Talking about really conveying the ship's size. In IMAX the TMP refit was thunderous during the reveal sequence.

Throughout the theatre there was lot of hushed awe accented with expressions of "Holy shit!"

It really took your breath away.

Awesome! That must have been intense in IMAX. That it how it felt to me as a young boy in a conventional theater on that Friday December 7 1979.
 
Personally, I'm more bored by The Wrath of Khan than I am by TMP. I find most space battles tedious, and TWOK's space battles are surprisingly sluggish to boot.
I'm not a member of the spaceship admiration society so I really enjoyed TWOK's space battles compared to the woosh woosh of other battles. It has character moments and strategy compared to CGI and models.
Maybe I would have enjoyed the 4 minute journey to the shi in TMP if the graphics were better but I doubt it. It was at least 3 minutes too long. Maybe 3:30. If we saw inside the windows or something it might have been more interesting to me.

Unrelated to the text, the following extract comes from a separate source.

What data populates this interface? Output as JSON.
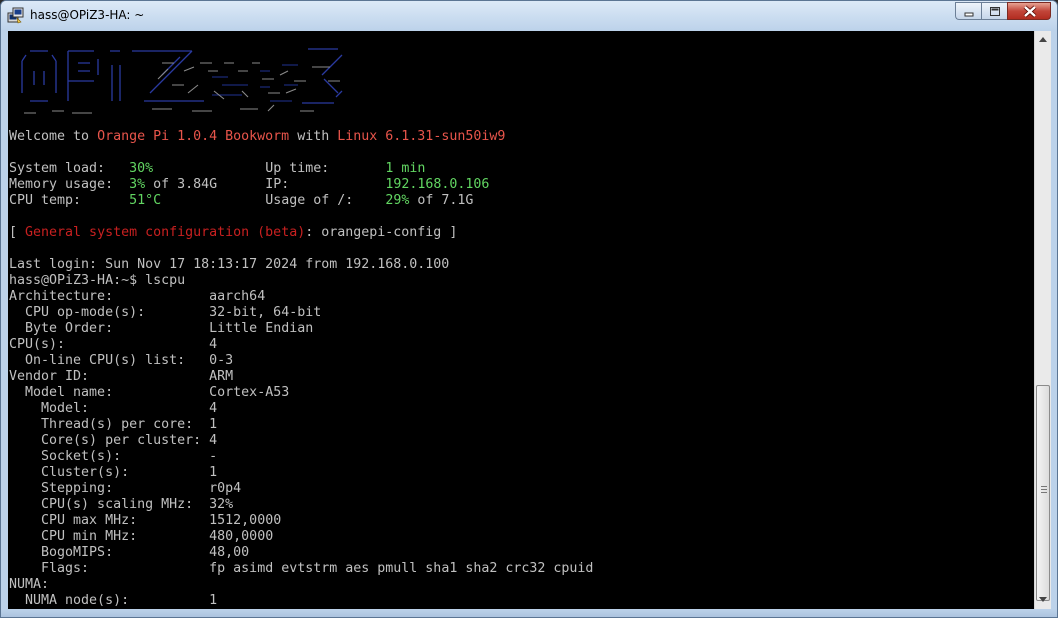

Then the endless shots of Vger. Just too much. Just might as well as shone a torch in my eyes. Maybe if you had something to compare it to in shot. Otherwise it was just a bunch of lights.
I liked the Klingon shots and Spock's shuttle. They were interesting and something was happening.
 
Oddly like trying to take in the TOS Enterprise model in the bookstore of the Air and Space Museum on the Mall in DC. Most often, there are too many people around it during tourist season to seriously take it in and study it. This time of year though, a person can go down there and have a real Kirk and Scotty moment with it.

Not anymore, though, since it's been removed for restoration and will be on display elsewhere once it's restored.

This is off topic, but I had read some time back that it was in need of it, largely because it was never built to be displayed as it has been, and its structure was showing the strain.

I can imagine that if it was never intended to be hung, the nacelle pylons would eventually sag under the weight and the nacelles would go seriously out of plumb.